Lawmakers pave way for $1.2 trillion in new military spending over next 10 years

These pages recently covered the Senate Armed Services Committee’s successful effort to add $25 billion in taxpayer-funded slush to the annual defense budget bill. Democrats and Republicans joined hands to fatten up the defense bill by 3.5 percent, with Sen. Elizabeth Warren (D-MA) casting the lone dissenting vote. That increase was just endorsed by the House Armed Services Committee (HASC) on Wednesday.

Lawmakers approved, again on a widespread and bipartisan basis, an amendment by the committee’s ranking Republican, Mike Rogers of Alabama, to add $23.9 billion to the House version of the defense bill. Rogers proudly noted that his amendment would provide for a five-percent increase over the defense budget topline enacted in the previous fiscal year. And that’s where the $1.2 trillion comes in.

Defense hawks in Congress have made no secret that they would like to see up to 5 percent growth in the defense budget each and every year. Rogers has said it. His Senate counterpart, Jim Inhofe (R-OK), has also said it. What few budget or military watchdogs have done is explain the compounding effects of 5 percent annual boosts to the defense budget.

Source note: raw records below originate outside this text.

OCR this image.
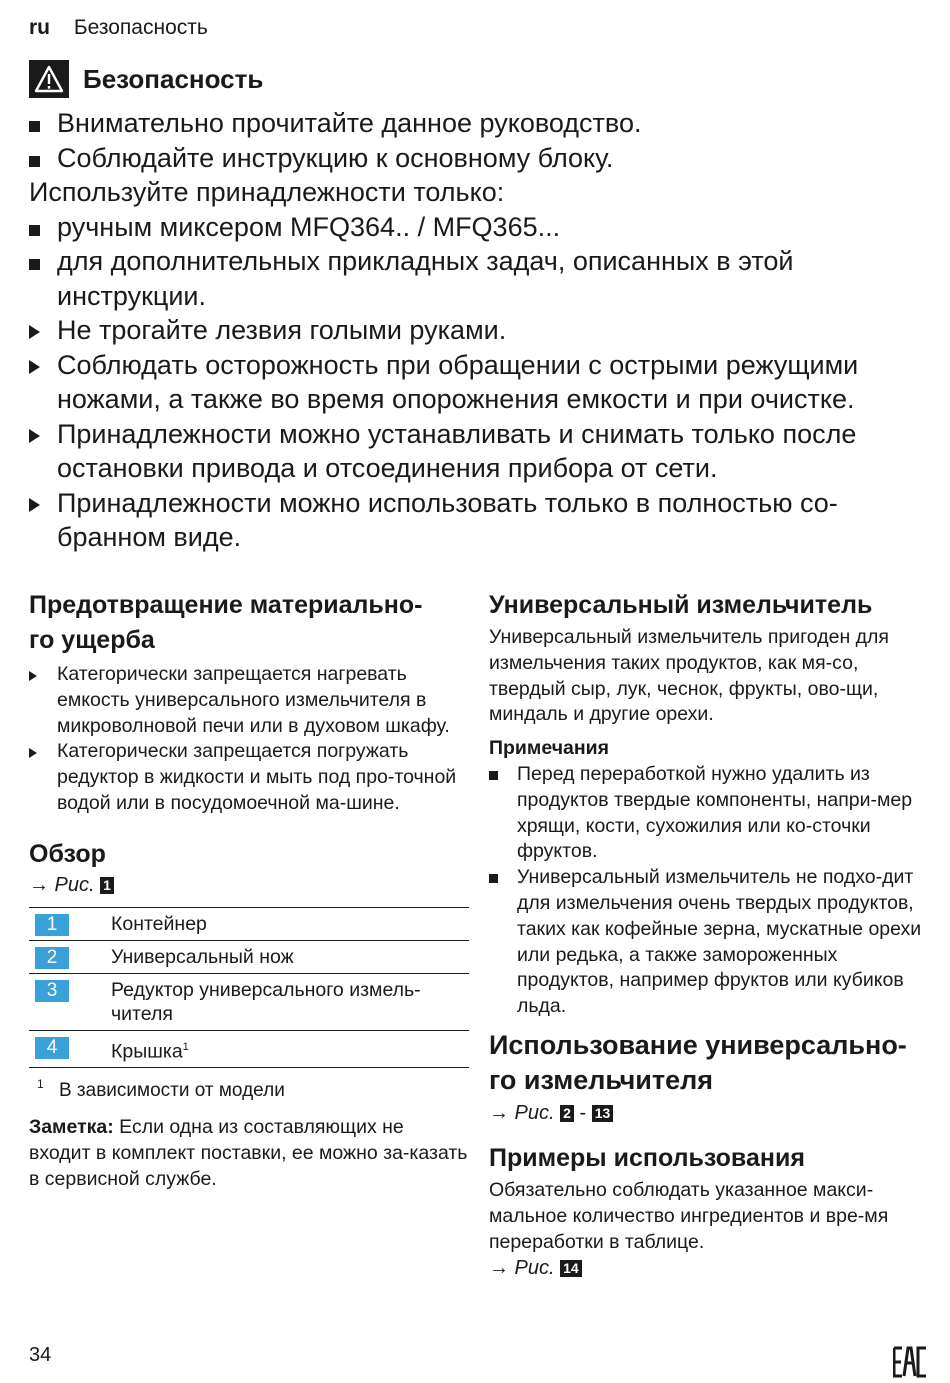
ru Безопасность
Безопасность
Внимательно прочитайте данное руководство.
Соблюдайте инструкцию к основному блоку.
Используйте принадлежности только:
ручным миксером MFQ364.. / MFQ365...
для дополнительных прикладных задач, описанных в этой инструкции.
Не трогайте лезвия голыми руками.
Соблюдать осторожность при обращении с острыми режущими ножами, а также во время опорожнения емкости и при очистке.
Принадлежности можно устанавливать и снимать только после остановки привода и отсоединения прибора от сети.
Принадлежности можно использовать только в полностью со-бранном виде.
Предотвращение материально-
го ущерба
Категорически запрещается нагревать емкость универсального измельчителя в микроволновой печи или в духовом шкафу.
Категорически запрещается погружать редуктор в жидкости и мыть под про-точной водой или в посудомоечной ма-шине.
Обзор
→ Рис. 1
1	Контейнер
2	Универсальный нож
3	Редуктор универсального измель-чителя
4	Крышка$^1$
$^1$ В зависимости от модели
Заметка: Если одна из составляющих не входит в комплект поставки, ее можно за-казать в сервисной службе.
Универсальный измельчитель
Универсальный измельчитель пригоден для измельчения таких продуктов, как мя-со, твердый сыр, лук, чеснок, фрукты, ово-щи, миндаль и другие орехи.
Примечания
Перед переработкой нужно удалить из продуктов твердые компоненты, напри-мер хрящи, кости, сухожилия или ко-сточки фруктов.
Универсальный измельчитель не подхо-дит для измельчения очень твердых продуктов, таких как кофейные зерна, мускатные орехи или редька, а также замороженных продуктов, например фруктов или кубиков льда.
Использование универсально-
го измельчителя
→ Рис. 2 - 13
Примеры использования
Обязательно соблюдать указанное макси-мальное количество ингредиентов и вре-мя переработки в таблице.
→ Рис. 14
34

Boosting the defense budget 5 percent each year over the next 10 fiscal years would leave the U.S. with a whopping $1.2 trillion defense budget by the end of the decade, heading into fiscal year (FY) 2031. Compare that 5 percent boost each year to what the nonpartisan Congressional Budget Office currently projects defense spending will be over the next 10 years (as of their most recent July 2021 estimate), and the delta (the difference between a 5 percent annual boost and current budget projections) over 10 years is astounding.